Symantec, un'azienda statunitense specializzata in sicurezza informatica, ha recentemente rivelato in un rapporto che il ransomware WastedLocker è attualmente in circolazione e sta pianificando di attaccare almeno 30 aziende statunitensi, otto delle quali appartengono alla Fortune 500.
Secondo una recente scoperta, un rapporto suggerisce che i crimini legati alle criptovalute hanno raggiunto il massimo storico, in un momento in cui il mondo sta già combattendo la più grande minaccia alla propria esistenza. Le perdite hanno già raggiunto 1,4 miliardi di dollari, e la stragrande maggioranza di queste può essere attribuita a schemi Ponzi, truffe legate alle criptovalute e attacchi ransomware.
Evil Group, la famigerata gang dietro questi debilitanti attacchi ransomware , esiste dal 2007. Finora è stata associata ad attacchi informatici infami come il trojan bancario Dridex e il ransomware BitPaymer, che hanno fatto guadagnare ai suoi creatori milioni di dollari ospitando questi attacchi.
Evil Corp torna con il ransomware WastedLocker
Nel 2019, è diventata una delle botnet di malware e spam più diffuse su Internet, nota per richiedere ingenti somme di Bitcoin in cambio della protezione dagli attacchi. E ora è tornata con l'ultima variante, il ransomware WastedLocker. L'obiettivo è immobilizzare l'infrastruttura IT delle aziende prese di mira, crittografare la maggior parte dei loro sistemi e richiedere un riscatto di milioni di dollari per ripristinare i server.

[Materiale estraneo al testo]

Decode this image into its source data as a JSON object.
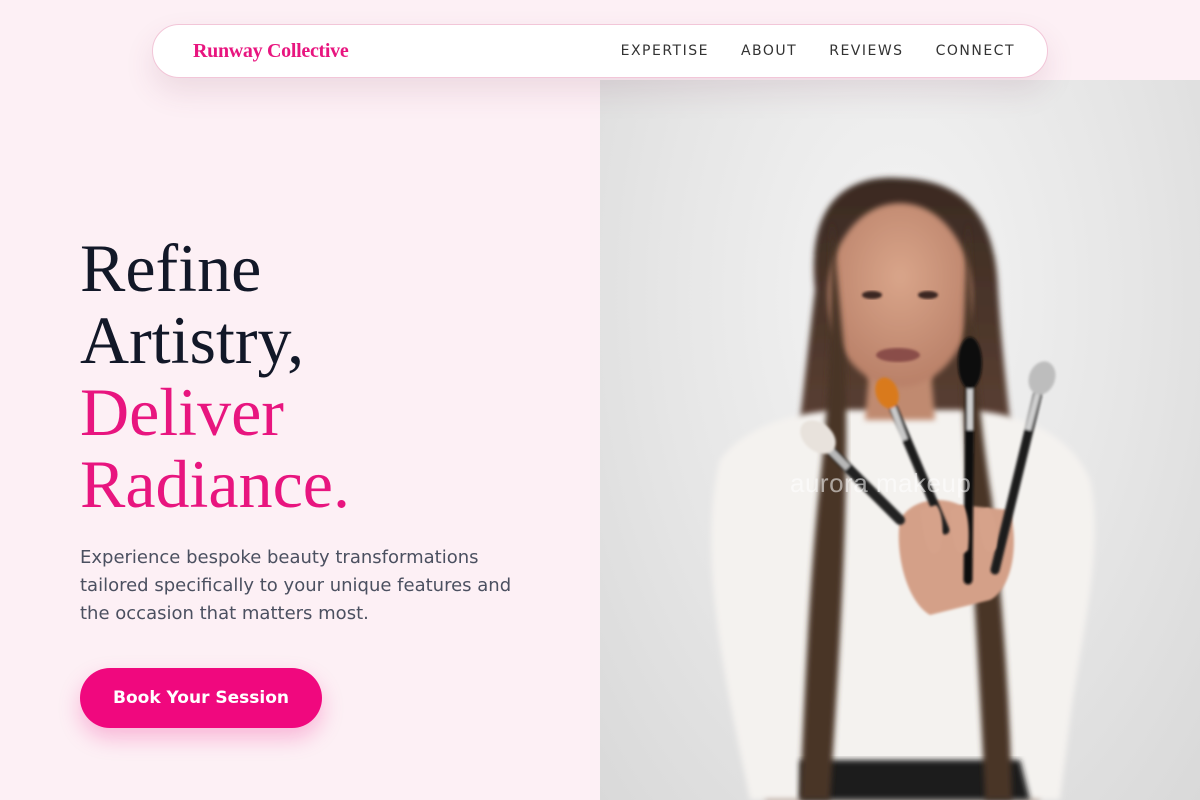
{
  "brand": {
    "name": "Runway Collective"
  },
  "nav": {
    "links": [
      "EXPERTISE",
      "ABOUT",
      "REVIEWS",
      "CONNECT"
    ]
  },
  "hero": {
    "line1": "Refine",
    "line2": "Artistry,",
    "line3": "Deliver",
    "line4": "Radiance.",
    "description": "Experience bespoke beauty transformations tailored specifically to your unique features and the occasion that matters most.",
    "cta_label": "Book Your Session"
  },
  "photo": {
    "watermark": "aurora makeup",
    "alt": "Makeup artist holding brushes"
  },
  "colors": {
    "accent": "#e8157f",
    "background": "#fdf0f5",
    "heading": "#121828",
    "body_text": "#4b5060"
  }
}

Secondo quanto riferito, il gruppo ha utilizzato il ransomware WastedLocker per violare i computer della rete e stava preparando il terreno per lanciare attacchi contro circa 30 aziende statunitensi, tra cui un'entità con sede negli Stati Uniti di una multinazionale estera. Utilizzando un apprendimento automatico , la società di software ha individuato trac identiche dent attacchi precedenti e ha rilevato che un potenziale attacco ransomware WastedLocker stava per colpire.
Il settore manifatturiero è nella lista degli obiettivi?
Sebbene Symantec non abbia rivelato i nomi delle aziende prese di mira nel rapporto, ha affermato che il settore manifatturiero stava per affrontare il massimo impatto. Se l'attacco non fosse stato fermato in tempo, avrebbe potuto causare perdite per milioni di dollari, per non parlare di centinaia di ore di inattività, perdita di produttività e un possibile pericoloso effetto domino sulla successiva catena di approvvigionamento , ha affermato.